Adam Maksymowicz – Łużycka szkoła
nadesłał J.G. D.
Górne Łużyce – foto © Adrian Leszczyński
Adam Maksymowicz
Łużycka szkoła
Naród łużycki jest mało znany w Polsce. Choć są to Słowianie, to wydaje się, że żyją oni wśród bogatych Niemców, i chyba niczego im nie brakuje. Na dodatek jest to naród mały i nie odgrywający tej roli w polityce i gospodarce międzynarodowej, co współczesne państwa imperialne i światowe mocarstwa.

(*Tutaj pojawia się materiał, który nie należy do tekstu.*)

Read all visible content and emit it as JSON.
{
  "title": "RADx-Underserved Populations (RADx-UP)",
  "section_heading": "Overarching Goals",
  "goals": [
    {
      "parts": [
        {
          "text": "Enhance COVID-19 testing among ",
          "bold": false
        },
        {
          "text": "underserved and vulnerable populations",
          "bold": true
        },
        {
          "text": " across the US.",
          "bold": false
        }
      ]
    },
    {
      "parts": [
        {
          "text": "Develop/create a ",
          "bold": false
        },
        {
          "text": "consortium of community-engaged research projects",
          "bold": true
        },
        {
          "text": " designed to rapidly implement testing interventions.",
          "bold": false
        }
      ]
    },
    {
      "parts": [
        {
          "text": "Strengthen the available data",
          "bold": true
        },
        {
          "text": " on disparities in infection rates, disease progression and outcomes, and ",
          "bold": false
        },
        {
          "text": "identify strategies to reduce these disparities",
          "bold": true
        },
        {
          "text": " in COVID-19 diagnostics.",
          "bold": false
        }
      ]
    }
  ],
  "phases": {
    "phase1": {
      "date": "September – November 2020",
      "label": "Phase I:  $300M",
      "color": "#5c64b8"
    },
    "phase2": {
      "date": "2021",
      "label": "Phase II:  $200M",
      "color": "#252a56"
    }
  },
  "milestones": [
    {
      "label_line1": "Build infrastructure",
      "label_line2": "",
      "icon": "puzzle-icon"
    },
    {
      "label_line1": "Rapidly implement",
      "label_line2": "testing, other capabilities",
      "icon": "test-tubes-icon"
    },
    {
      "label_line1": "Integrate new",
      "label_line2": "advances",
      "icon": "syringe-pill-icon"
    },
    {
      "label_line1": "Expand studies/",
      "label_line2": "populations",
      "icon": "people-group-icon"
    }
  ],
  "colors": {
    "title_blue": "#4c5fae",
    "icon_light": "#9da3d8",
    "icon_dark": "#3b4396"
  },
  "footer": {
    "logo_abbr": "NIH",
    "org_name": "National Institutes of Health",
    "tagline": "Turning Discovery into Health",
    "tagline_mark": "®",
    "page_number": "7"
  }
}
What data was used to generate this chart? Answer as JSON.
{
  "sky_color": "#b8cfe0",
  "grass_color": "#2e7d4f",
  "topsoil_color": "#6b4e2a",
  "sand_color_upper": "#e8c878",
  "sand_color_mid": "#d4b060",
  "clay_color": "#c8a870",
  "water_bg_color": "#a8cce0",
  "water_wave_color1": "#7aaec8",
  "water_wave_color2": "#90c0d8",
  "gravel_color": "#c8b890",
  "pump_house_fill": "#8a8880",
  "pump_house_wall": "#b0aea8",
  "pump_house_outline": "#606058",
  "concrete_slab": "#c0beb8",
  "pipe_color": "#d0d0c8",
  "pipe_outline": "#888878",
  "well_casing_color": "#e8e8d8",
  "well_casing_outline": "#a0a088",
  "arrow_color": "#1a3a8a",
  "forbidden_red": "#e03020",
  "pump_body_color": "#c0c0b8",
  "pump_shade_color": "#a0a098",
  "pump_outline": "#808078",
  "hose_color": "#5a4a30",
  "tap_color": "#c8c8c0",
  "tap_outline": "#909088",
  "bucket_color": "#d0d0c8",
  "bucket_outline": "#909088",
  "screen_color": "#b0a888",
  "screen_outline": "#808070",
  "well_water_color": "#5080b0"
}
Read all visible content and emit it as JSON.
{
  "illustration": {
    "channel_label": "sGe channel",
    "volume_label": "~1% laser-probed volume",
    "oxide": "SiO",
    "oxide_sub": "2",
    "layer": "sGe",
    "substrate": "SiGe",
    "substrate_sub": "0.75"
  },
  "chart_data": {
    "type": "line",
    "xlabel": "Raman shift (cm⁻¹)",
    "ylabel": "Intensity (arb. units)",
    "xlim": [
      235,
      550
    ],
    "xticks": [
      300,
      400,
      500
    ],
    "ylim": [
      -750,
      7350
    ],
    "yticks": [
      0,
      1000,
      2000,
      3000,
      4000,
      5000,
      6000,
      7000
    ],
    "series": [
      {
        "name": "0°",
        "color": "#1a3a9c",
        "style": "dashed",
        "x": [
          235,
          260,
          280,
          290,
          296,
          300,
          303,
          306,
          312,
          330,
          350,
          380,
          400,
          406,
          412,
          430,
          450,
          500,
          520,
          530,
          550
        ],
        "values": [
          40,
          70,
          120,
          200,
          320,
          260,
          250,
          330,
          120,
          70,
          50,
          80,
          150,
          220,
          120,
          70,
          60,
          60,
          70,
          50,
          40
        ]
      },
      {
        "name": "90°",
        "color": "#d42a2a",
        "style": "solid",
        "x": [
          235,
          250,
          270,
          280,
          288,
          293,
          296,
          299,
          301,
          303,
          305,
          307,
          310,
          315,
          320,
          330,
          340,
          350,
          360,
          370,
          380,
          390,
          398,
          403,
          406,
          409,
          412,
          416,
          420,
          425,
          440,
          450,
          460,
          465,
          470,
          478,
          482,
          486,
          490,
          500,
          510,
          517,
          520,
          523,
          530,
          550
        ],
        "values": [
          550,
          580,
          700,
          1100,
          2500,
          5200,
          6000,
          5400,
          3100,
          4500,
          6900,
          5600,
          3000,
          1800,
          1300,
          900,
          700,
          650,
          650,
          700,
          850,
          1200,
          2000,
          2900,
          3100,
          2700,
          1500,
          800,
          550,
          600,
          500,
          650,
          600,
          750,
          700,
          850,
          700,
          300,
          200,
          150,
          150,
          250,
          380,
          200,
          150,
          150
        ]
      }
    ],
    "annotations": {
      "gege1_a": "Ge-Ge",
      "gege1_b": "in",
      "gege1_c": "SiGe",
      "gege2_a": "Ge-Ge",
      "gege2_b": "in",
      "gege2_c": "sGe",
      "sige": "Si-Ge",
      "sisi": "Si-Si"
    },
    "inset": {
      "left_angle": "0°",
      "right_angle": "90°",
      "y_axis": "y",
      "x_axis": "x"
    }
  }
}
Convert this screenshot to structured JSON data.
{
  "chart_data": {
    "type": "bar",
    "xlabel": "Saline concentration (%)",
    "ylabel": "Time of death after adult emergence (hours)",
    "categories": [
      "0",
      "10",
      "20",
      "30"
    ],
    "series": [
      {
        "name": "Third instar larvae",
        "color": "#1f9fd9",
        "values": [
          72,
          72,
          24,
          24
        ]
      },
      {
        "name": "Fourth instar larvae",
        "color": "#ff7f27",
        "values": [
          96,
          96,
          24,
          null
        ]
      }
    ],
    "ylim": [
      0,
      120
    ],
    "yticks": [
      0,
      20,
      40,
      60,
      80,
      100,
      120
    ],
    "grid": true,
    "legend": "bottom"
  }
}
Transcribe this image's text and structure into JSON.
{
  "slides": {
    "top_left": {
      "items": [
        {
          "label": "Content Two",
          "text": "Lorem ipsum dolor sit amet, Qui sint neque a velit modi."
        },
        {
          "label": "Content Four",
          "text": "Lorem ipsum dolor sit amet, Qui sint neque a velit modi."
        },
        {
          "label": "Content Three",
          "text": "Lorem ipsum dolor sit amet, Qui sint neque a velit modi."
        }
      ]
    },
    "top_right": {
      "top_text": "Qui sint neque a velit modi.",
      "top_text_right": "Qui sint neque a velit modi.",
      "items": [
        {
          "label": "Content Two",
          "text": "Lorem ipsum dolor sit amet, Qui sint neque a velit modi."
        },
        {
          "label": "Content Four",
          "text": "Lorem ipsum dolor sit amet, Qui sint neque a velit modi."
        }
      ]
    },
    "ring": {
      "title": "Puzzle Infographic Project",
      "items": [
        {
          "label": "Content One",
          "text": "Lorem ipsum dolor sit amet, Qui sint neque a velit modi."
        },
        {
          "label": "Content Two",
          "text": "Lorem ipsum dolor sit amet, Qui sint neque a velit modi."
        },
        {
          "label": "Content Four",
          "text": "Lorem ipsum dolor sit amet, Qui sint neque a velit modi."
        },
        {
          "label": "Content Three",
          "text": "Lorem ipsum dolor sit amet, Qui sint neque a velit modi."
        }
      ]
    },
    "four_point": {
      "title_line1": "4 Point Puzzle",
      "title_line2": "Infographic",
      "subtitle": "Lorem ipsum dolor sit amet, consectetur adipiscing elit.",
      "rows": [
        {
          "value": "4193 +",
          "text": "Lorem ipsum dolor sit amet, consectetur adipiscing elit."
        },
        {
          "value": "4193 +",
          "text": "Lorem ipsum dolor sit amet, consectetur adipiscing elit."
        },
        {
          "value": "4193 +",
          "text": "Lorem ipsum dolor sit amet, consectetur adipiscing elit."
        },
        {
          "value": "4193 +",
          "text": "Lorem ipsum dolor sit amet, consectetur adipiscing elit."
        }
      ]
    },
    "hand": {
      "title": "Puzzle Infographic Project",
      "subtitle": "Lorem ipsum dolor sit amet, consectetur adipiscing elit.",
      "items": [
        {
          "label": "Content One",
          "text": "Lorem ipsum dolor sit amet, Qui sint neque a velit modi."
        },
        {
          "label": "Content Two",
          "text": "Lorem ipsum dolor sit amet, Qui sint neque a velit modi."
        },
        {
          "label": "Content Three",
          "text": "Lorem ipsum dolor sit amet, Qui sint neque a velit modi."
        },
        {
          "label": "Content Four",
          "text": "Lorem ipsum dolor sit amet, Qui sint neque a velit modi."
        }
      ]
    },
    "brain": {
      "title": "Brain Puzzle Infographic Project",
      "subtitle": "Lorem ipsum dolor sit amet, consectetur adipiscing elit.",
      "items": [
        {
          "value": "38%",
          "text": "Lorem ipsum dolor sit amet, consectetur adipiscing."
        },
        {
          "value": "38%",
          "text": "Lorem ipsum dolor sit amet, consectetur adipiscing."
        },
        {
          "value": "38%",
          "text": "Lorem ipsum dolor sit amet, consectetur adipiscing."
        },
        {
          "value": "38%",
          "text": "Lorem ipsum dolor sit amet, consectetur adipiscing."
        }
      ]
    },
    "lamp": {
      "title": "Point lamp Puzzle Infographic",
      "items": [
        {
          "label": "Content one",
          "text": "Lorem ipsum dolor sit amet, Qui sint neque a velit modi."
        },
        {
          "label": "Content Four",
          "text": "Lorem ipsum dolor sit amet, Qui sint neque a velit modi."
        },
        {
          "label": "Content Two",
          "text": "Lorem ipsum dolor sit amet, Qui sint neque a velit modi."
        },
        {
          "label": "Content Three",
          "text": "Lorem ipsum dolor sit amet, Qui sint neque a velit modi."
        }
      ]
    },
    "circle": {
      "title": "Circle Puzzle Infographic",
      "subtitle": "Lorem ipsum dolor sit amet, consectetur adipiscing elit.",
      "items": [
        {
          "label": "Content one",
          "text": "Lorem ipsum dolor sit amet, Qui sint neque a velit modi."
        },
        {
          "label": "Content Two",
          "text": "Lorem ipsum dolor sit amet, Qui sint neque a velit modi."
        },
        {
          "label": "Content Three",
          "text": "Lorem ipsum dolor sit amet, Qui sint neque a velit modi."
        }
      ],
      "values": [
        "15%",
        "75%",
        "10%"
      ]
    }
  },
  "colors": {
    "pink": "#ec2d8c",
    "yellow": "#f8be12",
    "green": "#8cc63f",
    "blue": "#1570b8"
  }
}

Czy jest to jednak wystarczający powód do braku zainteresowania się naszymi zachodnimi braćmi, szczególnie wtedy, gdy są w potrzebie? A potrzeba im wsparcia i naszej pomocy w zwykłym przetrwaniu ich własnej kultury, języka, obyczajów i prasy, a nawet ochrony miejsca zamieszkania.
Słowiańscy sąsiedzi
Geograficznie Łużyce położone są na zachód od rzeki Nysy Łużyckiej i Odry, na południe od miasta Gubin do granicy czeskiej, zajmując obszar zbliżony do kwadratu o powierzchni około 10 000 km2. Obecnie już tylko na połowie tego terytorium, w pasie przygranicznym po stronie niemieckiej od tysięcy lat żyją tu rodowici mieszkańcy tych ziem serbołużyczanie. Dla ścisłości powiedzieć trzeba, że obszar pomiędzy Nysą Łużycką a Bobrem geograficznie należy też do Łużyc, choć administracyjnie jest częścią województwa dolnośląskiego. Po wojnie tutejszą ludność słowiańską potraktowano, jako niemiecką i poza nielicznymi wyjątkami przesiedlono do Niemiec. Łużyce dzielą się na Górne (Brandenburgia) i Dolne (Saksonia), odpowiednio z głównymi miastami Chociebuż (Cottbus) i Budziszyn (Bautzen). Podział ten jest historyczny i zaznaczył się od czasów Kongresu Wiedeńskiego, kiedy Łużyce podzielono pomiędzy Prusy i Saksonię. Pod względem religijnym w Brandenburgii dominują protestanci, a w Saksonii katolicy. Podział religijny nigdy nie stanowił żadnej bariery dla narodowych przedsięwzięć i ambicji.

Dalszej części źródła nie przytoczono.